The methods by which a motion for new trial may be granted are clearly stated in United Railroads v. Superior Court, 197 Cal. 687, 242 P. 701, 703: “While petitioner's counsel have not said so in so many words, the conclusion is implicit in their argument that, in order to render a lawful order of court granting or denying the motion for new trial under those circumstances, it was necessary for the respondent judge to betake himself to the courtroom in which the hearing had been had and there mount the bench and formally and audibly pronounce an order granting the motion for a new trial, and that by no other method could such an order be lawfully rendered. We do not subscribe to this view. We are of the opinion that, when all of the elements antecedent to such an order have been duly performed, and when the issue after a hearing thereon duly had has been submitted to the court for its decision, the order of the court thereon may be rendered in either one of two ways: (1) By the pronouncement thereof in open court in the manner above suggested; or (2) by the filing with the clerk in the action of a written order of court signed by the judge.” See, also, Barnett Rosenburg, Inc., v. Superior Court, 93 Cal.App. 276, 269 P. 730. In the present case neither of these methods was followed. No pronouncement was made in open court and no written order was signed by the judge within the statutory period. As stated in Haynes v. Los Angeles Railroad Corporation, 80 Cal.App. 776, 252 P. 1072, 1074: “It is equally well established that the court in the exercise of this power is not authorized to do more than to make its records conform to the actual facts, and cannot, under the form of amendment of its records, correct a judicial error, or make of record an order or judgment that was never in fact given.” In the case of Shepherd v. Superior Court, 54 Cal.App. 673, 202 P. 466, the power of the court to grant the motion expired at noon on Saturday, April 2. In the afternoon of that day the judge telephoned to the clerk to enter an order granting the motion for new trial. The case was referred to in United Railroads v. Superior Court, supra, where it was pointed out that an order granting a new trial was never rendered and that the matter still remained “in the breast of the court.”

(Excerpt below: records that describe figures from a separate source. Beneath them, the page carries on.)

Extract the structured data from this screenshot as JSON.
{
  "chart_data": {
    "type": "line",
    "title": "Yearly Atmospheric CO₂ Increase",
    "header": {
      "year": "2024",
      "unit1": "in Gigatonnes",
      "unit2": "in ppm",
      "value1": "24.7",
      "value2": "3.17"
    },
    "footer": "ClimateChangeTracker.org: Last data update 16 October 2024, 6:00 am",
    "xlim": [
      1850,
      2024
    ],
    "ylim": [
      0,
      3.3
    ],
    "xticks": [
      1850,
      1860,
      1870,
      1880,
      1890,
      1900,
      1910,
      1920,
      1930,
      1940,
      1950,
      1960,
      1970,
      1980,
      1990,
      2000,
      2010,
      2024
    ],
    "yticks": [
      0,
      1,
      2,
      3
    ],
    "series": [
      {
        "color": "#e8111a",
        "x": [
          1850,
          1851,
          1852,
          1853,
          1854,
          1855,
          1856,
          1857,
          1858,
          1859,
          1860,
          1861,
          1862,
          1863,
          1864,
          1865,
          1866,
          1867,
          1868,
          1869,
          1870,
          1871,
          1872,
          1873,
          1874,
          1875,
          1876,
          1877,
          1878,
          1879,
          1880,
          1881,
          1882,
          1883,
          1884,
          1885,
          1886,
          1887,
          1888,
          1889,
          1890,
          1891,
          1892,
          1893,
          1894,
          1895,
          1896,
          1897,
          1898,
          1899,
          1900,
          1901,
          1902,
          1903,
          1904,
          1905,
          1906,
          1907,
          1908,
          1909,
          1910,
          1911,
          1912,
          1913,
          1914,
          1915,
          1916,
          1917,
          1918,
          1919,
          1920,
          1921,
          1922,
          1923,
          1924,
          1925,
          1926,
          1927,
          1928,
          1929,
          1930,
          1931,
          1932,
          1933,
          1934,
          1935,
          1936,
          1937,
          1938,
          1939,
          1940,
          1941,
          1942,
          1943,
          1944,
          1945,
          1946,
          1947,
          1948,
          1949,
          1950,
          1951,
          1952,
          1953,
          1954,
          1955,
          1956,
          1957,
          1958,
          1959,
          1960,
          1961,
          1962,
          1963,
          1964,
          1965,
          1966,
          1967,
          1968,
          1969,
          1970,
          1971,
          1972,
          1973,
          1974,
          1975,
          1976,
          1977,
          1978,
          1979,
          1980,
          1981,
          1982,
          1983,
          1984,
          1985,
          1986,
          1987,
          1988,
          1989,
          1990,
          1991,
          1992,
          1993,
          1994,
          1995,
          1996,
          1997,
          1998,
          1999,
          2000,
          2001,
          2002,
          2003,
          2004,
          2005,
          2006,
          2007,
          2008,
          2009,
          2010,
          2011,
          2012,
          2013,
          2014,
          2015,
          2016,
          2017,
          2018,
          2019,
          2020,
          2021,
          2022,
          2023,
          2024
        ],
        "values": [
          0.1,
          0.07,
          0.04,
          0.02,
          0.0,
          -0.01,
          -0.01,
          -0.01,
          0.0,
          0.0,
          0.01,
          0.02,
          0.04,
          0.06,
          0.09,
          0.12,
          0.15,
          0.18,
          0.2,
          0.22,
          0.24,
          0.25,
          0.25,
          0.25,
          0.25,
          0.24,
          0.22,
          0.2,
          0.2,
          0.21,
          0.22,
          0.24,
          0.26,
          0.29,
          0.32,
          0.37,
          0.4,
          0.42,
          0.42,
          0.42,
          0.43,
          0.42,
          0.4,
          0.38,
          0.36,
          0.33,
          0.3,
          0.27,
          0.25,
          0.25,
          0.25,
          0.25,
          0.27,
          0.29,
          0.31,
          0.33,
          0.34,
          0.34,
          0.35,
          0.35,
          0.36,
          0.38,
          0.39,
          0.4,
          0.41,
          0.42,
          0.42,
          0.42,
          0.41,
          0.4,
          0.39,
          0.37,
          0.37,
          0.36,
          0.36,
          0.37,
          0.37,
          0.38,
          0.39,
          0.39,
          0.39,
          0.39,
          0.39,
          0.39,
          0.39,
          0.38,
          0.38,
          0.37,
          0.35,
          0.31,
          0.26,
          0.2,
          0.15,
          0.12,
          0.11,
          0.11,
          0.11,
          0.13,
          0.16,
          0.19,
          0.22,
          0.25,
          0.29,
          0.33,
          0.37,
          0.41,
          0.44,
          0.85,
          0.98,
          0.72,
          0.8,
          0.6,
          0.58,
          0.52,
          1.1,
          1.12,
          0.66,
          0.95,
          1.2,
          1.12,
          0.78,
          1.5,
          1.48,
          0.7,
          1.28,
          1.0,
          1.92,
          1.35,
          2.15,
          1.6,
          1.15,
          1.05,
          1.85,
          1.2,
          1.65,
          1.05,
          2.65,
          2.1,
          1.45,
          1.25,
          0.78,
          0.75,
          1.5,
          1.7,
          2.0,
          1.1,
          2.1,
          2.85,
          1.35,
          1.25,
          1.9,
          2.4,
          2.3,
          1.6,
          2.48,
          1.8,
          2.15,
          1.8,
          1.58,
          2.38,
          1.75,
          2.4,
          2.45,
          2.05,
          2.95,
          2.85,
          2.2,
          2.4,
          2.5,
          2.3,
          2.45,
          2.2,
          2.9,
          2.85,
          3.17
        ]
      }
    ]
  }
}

An order nunc pro tunc cannot give force to a judgment or order void for want of jurisdiction. Jackson v. Dolan, 58 Cal.App. 372, 208 P. 315. The record before us discloses that no order was made granting a new trial within the time in which the court was empowered to act. Until and including February 19, 1936, the matter remained “in the breast of the court.” After that time, the court was powerless to act in the premises.

Let a peremptory writ of mandate issue.

WOOD, Justice.

We concur: CRAIL, P. J.; GOULD, Justice pro tem.